IvanTse

My journey to better programming and beautiful code

GoGaRuCo 2014 Talks

Oct 16, 2014 | 3 minutes read

I enjoy watching conference talks as they do not require a lot of focus and attention that programming demands. It's a nice way to be productive while feeling lazy (I usually watch talks from my tablet on my bed). Talks are an insight into the experiences and interests of other people in the community. There are many moments of "Wow, that was really cool, I should check that out sometime" or "I didn't know that is how it worked. TIL.". My curiosity and excitement about programming are piqued, especially at times when I've been stuck working on a long project.

My main source of talks are from Confreaks. They upload recorded videos of talks from most of the popular conferences and I'm extremely grateful and appreciate of their work. Whenever they upload videos of a recent conference, I try to make time to watch most of them or at least the ones with catchy titles. After doing this for some time, I realize that sometimes there are talks that I really enjoyed but I forget what the speaker talked about several weeks later. By compiling a list of my favorite talks with a quick summary, I hope this will serve as a helpful bookmark for my future self. This list is highly subjected and is based on my interests and background. It might be that I'm already familiar with the topic so the talk didn't make my list. If you by any chance share similar tastes with me, hopefully this list is a good recommendation of what you should watch!

Gilding the Rose: Refactoring Legacy Code - A refactoring talk of the Gilded Rose. Sandi Metz did a similar refactoring talk on this kata. Randy Coulman walks through how he firsts mechanically restructures the code and then uses small steps to improve.

Building an ORM with AReL: Walking up the (AS)Tree - A quick introduction to how an ORM is coded. There are concepts like adapters, types, builder, column, attributes, attribute set, etc... Vipul Amler basically does a walkthrough of TORM - Tiny implementation of ORM on top of ARel.

Why We Can't Have Nice Things: Floats, Dates, and Names - I remember watching this talk from some other conference. Regardless, this is a funny and interesting look at the weird edge cases of floats, dates, and names when we make bad assumptions. John Feminella has made a repo for exploring Ruby's Float internals here.

Building Board Games with Ruby - I thought this was a very interesting talk as Yonatan Bergman uses Ruby to tests out how well his board game does via simulations. Here is his repo.

The Short and Happy Lives of TCP and HTTP Requests - Starr Horne talks about the protocol of the Web and how we can optimize it.

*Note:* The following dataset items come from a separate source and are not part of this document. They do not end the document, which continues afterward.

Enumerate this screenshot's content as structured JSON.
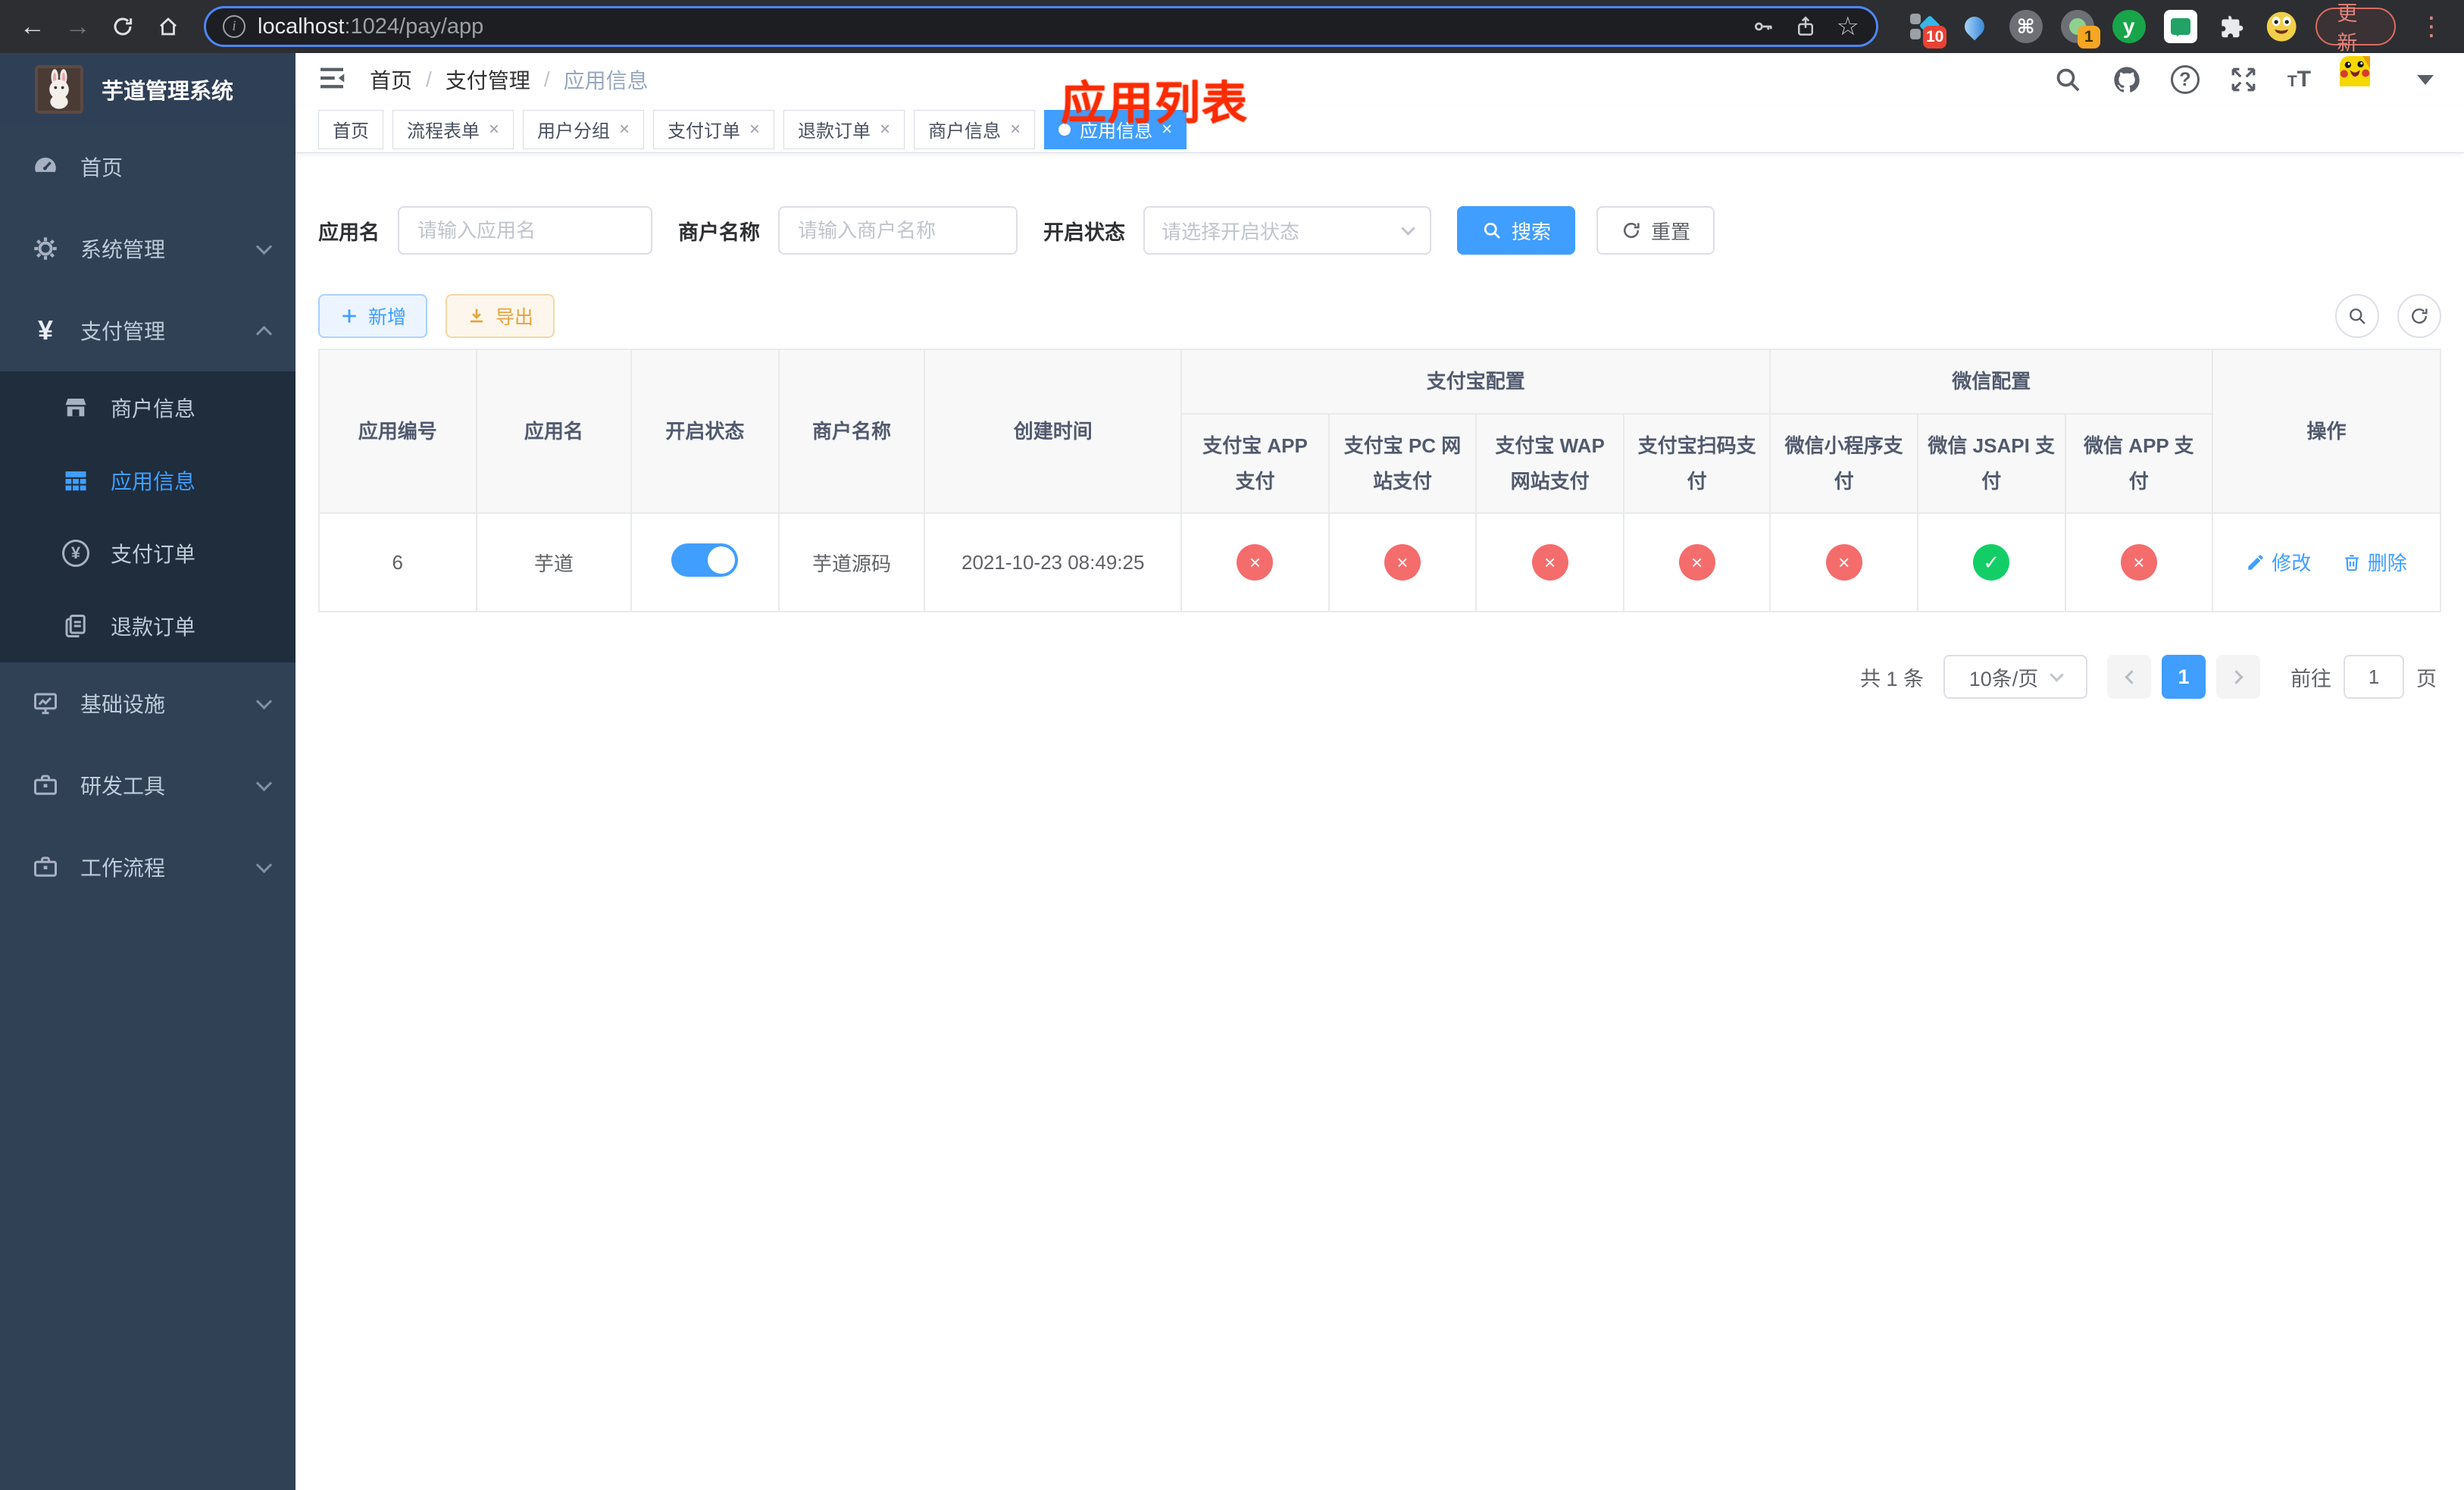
{
  "browser": {
    "url_host": "localhost",
    "url_path": ":1024/pay/app",
    "update_label": "更新",
    "ext_badges": {
      "blocks": "10",
      "proxy": "1"
    },
    "ext_y_label": "y"
  },
  "sidebar": {
    "title": "芋道管理系统",
    "items": [
      {
        "label": "首页",
        "icon": "dashboard-icon"
      },
      {
        "label": "系统管理",
        "icon": "gear-icon"
      },
      {
        "label": "支付管理",
        "icon": "yen-icon"
      },
      {
        "label": "商户信息",
        "icon": "shop-icon"
      },
      {
        "label": "应用信息",
        "icon": "grid-icon"
      },
      {
        "label": "支付订单",
        "icon": "yen-circle-icon"
      },
      {
        "label": "退款订单",
        "icon": "document-icon"
      },
      {
        "label": "基础设施",
        "icon": "monitor-icon"
      },
      {
        "label": "研发工具",
        "icon": "briefcase-icon"
      },
      {
        "label": "工作流程",
        "icon": "briefcase-icon"
      }
    ]
  },
  "topbar": {
    "breadcrumb": [
      "首页",
      "支付管理",
      "应用信息"
    ],
    "annotation": "应用列表",
    "font_size_icon": "T"
  },
  "tabs": [
    {
      "label": "首页"
    },
    {
      "label": "流程表单"
    },
    {
      "label": "用户分组"
    },
    {
      "label": "支付订单"
    },
    {
      "label": "退款订单"
    },
    {
      "label": "商户信息"
    },
    {
      "label": "应用信息"
    }
  ],
  "filters": {
    "app_name_label": "应用名",
    "app_name_placeholder": "请输入应用名",
    "merchant_label": "商户名称",
    "merchant_placeholder": "请输入商户名称",
    "status_label": "开启状态",
    "status_placeholder": "请选择开启状态",
    "search_label": "搜索",
    "reset_label": "重置"
  },
  "toolbar": {
    "add_label": "新增",
    "export_label": "导出"
  },
  "table": {
    "group_alipay": "支付宝配置",
    "group_wechat": "微信配置",
    "col_app_id": "应用编号",
    "col_app_name": "应用名",
    "col_status": "开启状态",
    "col_merchant": "商户名称",
    "col_created": "创建时间",
    "col_alipay_app": "支付宝 APP 支付",
    "col_alipay_pc": "支付宝 PC 网站支付",
    "col_alipay_wap": "支付宝 WAP 网站支付",
    "col_alipay_qr": "支付宝扫码支付",
    "col_wx_mini": "微信小程序支付",
    "col_wx_jsapi": "微信 JSAPI 支付",
    "col_wx_app": "微信 APP 支付",
    "col_actions": "操作",
    "row": {
      "app_id": "6",
      "app_name": "芋道",
      "enabled": true,
      "merchant": "芋道源码",
      "created": "2021-10-23 08:49:25",
      "statuses": [
        false,
        false,
        false,
        false,
        false,
        true,
        false
      ],
      "edit_label": "修改",
      "delete_label": "删除"
    }
  },
  "pagination": {
    "total": "共 1 条",
    "page_size": "10条/页",
    "page": "1",
    "goto_label": "前往",
    "goto_value": "1",
    "page_unit": "页"
  },
  "colors": {
    "primary": "#409eff",
    "success": "#13ce66",
    "danger": "#f56c6c",
    "warning": "#e6a23c",
    "sidebar_bg": "#304156",
    "submenu_bg": "#1f2d3d",
    "annotation_red": "#fb2b00"
  }
}
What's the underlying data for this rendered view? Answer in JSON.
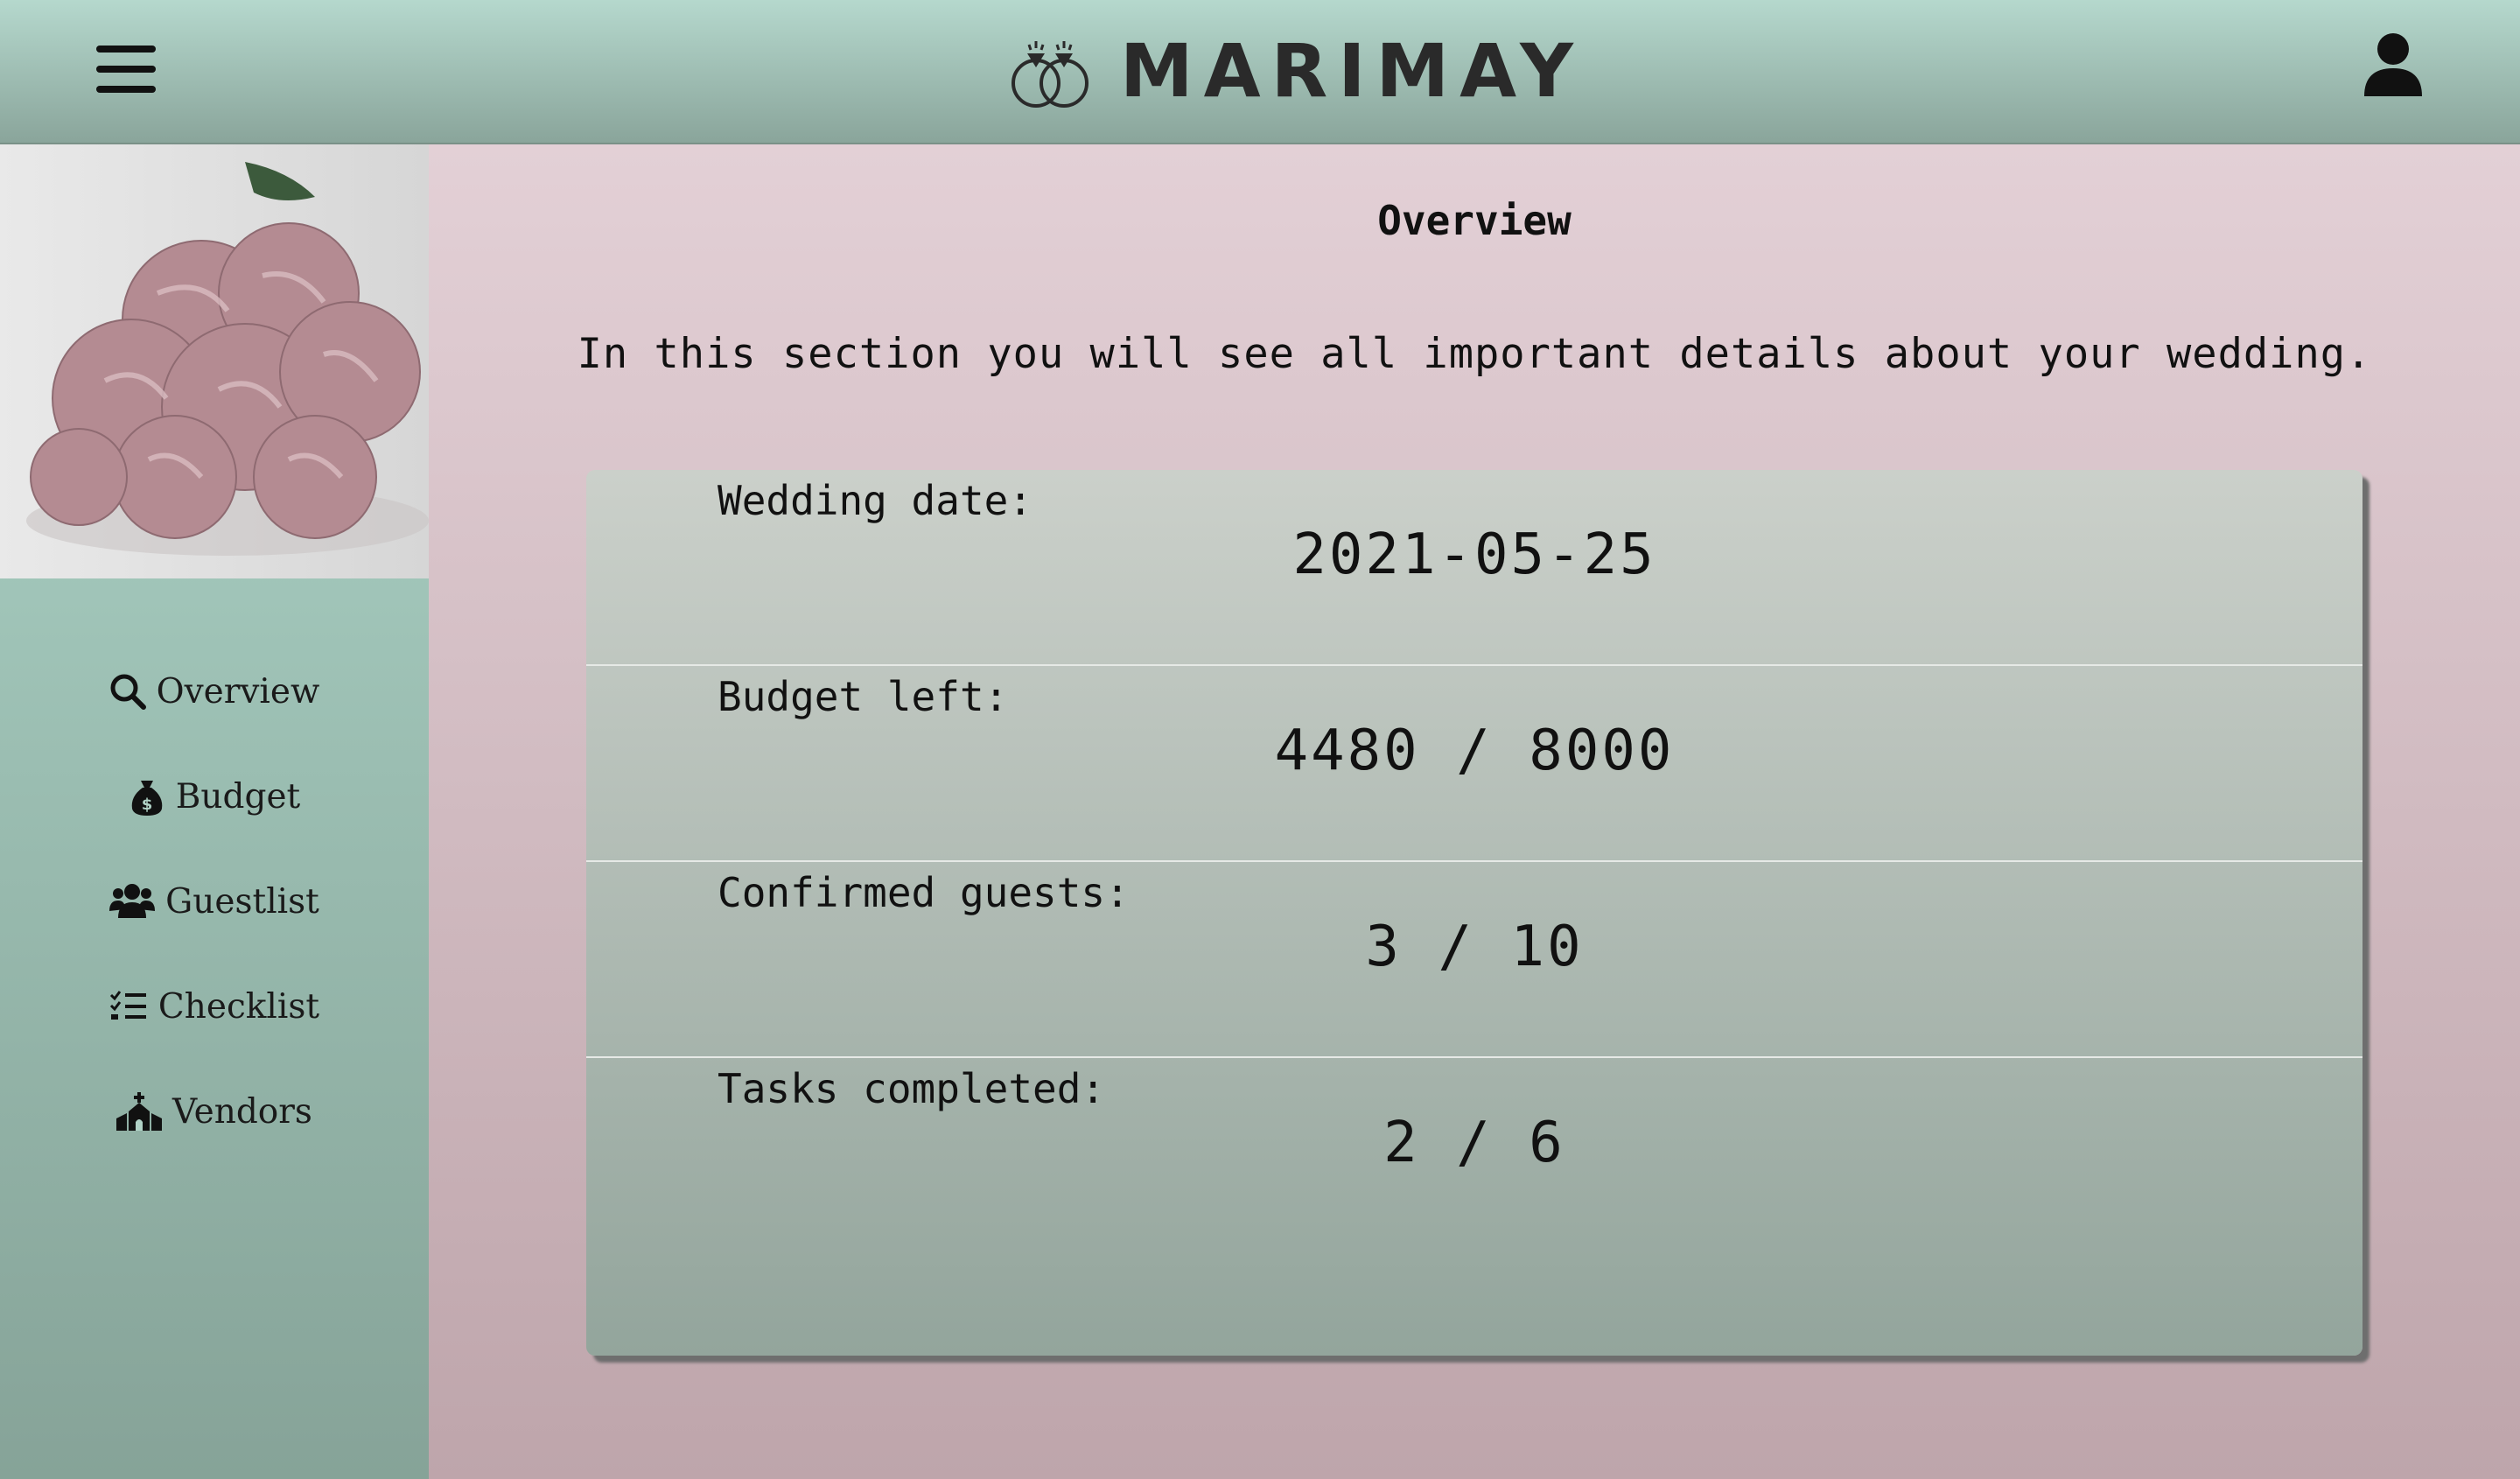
{
  "header": {
    "brand": "MARIMAY",
    "menu_icon": "hamburger-menu-icon",
    "logo_icon": "wedding-rings-icon",
    "user_icon": "user-account-icon"
  },
  "sidebar": {
    "image": "pink-hydrangea-flowers-photo",
    "items": [
      {
        "label": "Overview",
        "icon": "search-icon"
      },
      {
        "label": "Budget",
        "icon": "money-bag-icon"
      },
      {
        "label": "Guestlist",
        "icon": "users-icon"
      },
      {
        "label": "Checklist",
        "icon": "checklist-icon"
      },
      {
        "label": "Vendors",
        "icon": "church-icon"
      }
    ]
  },
  "main": {
    "title": "Overview",
    "subtitle": "In this section you will see all important details about your wedding.",
    "stats": [
      {
        "label": "Wedding date:",
        "value": "2021-05-25"
      },
      {
        "label": "Budget left:",
        "value": "4480 / 8000"
      },
      {
        "label": "Confirmed guests:",
        "value": "3 / 10"
      },
      {
        "label": "Tasks completed:",
        "value": "2 / 6"
      }
    ]
  },
  "colors": {
    "header_top": "#b5d8cd",
    "sidebar": "#add5c8",
    "main_bg": "#e3d0d6",
    "card": "#cbd0ca"
  }
}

A lot of this stuff is above my head but this is a reminder to read High Performance Browser Networking.

Refactoring Ruby with Monads - One of the best talks I've ever seen. Tom Stuart introduces the concept of monads and it's really mind blowing because I never thought about things (he has 3 real world examples) like that before. I like the way he presented and his understandable explanations. I need to check out his other works!

console.log gem - In one of the lightning talks, Conrad Irwin talks about the console.log gem that spits any object in the console of the browser. Looks very cool and I need to check it out!